The inequality is as follows:
$\frac{a^2+2}{\sqrt{a^2+1}}\ge2$
Ive tried squaring both sides and then making long division to simplify the left side, wich leaves me with a polynomial. I subtracted the 2 from both sides and tried to factor the left side, without success. What is a simpler way to do it?
It's true for all $a$. Set $x = a^2$, then you see $(x^2 + 2) > 0$ (square both sides).

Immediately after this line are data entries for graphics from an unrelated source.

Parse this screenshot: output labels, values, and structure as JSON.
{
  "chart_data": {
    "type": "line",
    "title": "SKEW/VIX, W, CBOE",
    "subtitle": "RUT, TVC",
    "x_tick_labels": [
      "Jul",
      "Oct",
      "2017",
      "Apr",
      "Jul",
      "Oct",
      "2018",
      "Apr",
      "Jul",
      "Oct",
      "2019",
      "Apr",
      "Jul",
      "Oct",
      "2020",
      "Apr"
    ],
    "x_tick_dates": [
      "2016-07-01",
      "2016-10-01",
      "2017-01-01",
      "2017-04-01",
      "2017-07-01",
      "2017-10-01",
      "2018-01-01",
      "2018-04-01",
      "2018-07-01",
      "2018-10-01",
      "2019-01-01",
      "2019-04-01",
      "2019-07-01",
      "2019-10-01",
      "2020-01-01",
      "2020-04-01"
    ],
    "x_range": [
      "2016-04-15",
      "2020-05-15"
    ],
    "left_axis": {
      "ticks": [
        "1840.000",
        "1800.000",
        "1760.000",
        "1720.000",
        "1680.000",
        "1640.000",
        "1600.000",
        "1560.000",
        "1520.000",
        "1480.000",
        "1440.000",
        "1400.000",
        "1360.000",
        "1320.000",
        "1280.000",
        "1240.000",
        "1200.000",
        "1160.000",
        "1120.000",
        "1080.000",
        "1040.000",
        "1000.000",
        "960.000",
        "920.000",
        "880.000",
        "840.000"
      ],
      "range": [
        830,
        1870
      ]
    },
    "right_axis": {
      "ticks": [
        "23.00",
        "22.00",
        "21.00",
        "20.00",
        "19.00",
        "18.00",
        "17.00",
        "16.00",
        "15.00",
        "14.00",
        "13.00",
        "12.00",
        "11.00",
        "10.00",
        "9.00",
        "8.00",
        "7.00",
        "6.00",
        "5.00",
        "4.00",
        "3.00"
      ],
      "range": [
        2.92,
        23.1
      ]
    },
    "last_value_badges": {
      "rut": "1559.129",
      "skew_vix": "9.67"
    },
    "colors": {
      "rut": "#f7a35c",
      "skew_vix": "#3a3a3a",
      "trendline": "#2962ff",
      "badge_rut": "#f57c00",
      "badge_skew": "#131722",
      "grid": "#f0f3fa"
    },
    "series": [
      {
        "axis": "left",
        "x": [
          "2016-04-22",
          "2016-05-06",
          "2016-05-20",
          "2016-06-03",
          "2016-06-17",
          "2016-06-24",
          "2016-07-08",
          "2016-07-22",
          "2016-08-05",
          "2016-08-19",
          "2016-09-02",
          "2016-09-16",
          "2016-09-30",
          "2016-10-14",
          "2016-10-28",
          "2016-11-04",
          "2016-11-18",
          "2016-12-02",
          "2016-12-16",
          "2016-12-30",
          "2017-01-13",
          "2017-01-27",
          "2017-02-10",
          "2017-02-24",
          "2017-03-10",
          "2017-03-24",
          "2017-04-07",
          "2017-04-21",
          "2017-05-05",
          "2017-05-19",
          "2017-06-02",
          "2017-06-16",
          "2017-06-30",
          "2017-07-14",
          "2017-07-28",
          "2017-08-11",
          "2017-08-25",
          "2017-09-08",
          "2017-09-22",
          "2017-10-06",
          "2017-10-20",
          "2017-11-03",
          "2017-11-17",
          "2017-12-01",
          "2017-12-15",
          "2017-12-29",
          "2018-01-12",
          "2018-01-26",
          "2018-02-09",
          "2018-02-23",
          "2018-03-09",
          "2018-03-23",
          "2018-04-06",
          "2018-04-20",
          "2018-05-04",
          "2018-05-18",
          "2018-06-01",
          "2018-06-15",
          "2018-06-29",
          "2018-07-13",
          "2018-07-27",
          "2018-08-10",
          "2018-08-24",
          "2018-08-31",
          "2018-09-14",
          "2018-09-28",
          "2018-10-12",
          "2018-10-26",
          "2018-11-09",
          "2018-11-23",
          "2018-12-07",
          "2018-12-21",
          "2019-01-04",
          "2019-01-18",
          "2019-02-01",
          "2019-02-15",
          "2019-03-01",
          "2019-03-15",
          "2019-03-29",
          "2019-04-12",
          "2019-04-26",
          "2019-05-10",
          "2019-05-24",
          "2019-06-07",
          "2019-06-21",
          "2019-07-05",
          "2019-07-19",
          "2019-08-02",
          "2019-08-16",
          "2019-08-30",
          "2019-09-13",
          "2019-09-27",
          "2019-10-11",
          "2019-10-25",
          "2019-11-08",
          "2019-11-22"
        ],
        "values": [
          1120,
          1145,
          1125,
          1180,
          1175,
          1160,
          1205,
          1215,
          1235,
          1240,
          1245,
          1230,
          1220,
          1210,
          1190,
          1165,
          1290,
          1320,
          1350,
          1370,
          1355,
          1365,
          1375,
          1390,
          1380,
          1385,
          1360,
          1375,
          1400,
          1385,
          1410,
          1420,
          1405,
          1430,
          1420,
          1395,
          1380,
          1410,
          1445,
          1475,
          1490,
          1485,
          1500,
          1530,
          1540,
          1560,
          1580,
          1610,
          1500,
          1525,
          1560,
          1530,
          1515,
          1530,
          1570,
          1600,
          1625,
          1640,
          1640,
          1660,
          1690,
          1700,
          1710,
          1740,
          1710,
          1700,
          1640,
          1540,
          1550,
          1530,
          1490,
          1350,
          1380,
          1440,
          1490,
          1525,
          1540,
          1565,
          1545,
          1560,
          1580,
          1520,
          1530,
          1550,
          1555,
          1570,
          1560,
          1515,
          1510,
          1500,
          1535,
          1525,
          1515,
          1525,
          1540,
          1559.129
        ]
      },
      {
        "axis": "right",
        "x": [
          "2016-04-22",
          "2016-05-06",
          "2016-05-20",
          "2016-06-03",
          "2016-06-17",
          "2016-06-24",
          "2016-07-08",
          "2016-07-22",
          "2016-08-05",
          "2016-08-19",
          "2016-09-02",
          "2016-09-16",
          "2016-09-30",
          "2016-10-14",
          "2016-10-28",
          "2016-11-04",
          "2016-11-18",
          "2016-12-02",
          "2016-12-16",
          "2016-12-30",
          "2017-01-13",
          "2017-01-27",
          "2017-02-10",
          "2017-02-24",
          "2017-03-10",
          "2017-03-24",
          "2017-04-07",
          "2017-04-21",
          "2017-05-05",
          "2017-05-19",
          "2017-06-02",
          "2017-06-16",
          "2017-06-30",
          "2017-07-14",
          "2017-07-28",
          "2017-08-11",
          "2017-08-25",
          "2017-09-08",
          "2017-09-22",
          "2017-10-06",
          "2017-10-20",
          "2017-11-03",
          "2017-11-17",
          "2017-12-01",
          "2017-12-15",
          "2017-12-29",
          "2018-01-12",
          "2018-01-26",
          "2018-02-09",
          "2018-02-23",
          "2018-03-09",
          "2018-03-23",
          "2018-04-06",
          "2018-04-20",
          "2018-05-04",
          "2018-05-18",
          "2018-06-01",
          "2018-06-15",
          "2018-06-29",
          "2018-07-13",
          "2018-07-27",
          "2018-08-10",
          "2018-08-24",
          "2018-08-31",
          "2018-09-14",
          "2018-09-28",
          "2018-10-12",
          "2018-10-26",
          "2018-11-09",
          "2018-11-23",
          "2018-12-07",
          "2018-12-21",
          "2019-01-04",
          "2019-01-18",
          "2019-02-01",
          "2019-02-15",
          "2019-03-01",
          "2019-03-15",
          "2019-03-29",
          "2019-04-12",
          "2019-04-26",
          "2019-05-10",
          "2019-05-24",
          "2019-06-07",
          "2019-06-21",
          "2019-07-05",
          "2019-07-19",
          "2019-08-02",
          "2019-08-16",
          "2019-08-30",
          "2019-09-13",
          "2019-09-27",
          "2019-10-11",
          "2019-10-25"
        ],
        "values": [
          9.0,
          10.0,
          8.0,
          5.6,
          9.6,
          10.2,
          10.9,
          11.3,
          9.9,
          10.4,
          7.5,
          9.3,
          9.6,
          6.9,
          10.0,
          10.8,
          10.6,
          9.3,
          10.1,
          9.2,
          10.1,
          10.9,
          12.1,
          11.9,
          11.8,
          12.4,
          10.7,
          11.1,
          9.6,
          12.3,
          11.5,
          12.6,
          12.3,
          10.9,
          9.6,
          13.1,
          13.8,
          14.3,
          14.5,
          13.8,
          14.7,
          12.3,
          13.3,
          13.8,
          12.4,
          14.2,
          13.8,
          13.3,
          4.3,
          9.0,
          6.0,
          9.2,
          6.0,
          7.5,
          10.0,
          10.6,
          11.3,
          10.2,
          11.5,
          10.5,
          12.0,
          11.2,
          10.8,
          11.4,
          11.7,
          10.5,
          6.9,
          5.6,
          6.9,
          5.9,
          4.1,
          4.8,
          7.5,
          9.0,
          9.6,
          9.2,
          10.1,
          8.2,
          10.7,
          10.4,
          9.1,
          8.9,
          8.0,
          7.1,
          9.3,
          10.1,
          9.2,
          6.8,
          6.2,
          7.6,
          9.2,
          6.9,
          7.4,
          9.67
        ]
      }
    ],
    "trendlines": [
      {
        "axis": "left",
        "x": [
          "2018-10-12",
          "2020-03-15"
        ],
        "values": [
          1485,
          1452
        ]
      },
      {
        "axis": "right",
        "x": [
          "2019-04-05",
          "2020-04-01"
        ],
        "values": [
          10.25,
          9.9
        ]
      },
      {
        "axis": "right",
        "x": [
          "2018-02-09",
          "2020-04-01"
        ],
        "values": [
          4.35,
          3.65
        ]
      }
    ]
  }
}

That is true for all real $x$.
Hint: write it as $ \;\cfrac{(a^2+1)+1}{\sqrt{a^2+1}} = \sqrt{a^2+1} + \cfrac{1}{\sqrt{a^2+1}}\ge2\,$.
Maybe AM-GM inequality, $(a^2+2)=(a^2+1)+1\geq 2\sqrt{a^2+1}$, so $\frac{a^2+2}{\sqrt{a^2+1}}\geq 2$
Observe the inequality is true when $a$ is replaced by $-a$. Thus we assume $a \ge 0$, and put $a = \tan \theta$, $0 \le \theta < \dfrac{\pi}{2}\implies$ $$\text{LHS} - \text{RHS}= \dfrac{\tan^2 \theta + 2}{\sec \theta}-2 = \dfrac{\sec^2 \theta +1}{\sec \theta} -2 = \cos \theta\left(\sec \theta - 1\right)^2 \ge 0.$$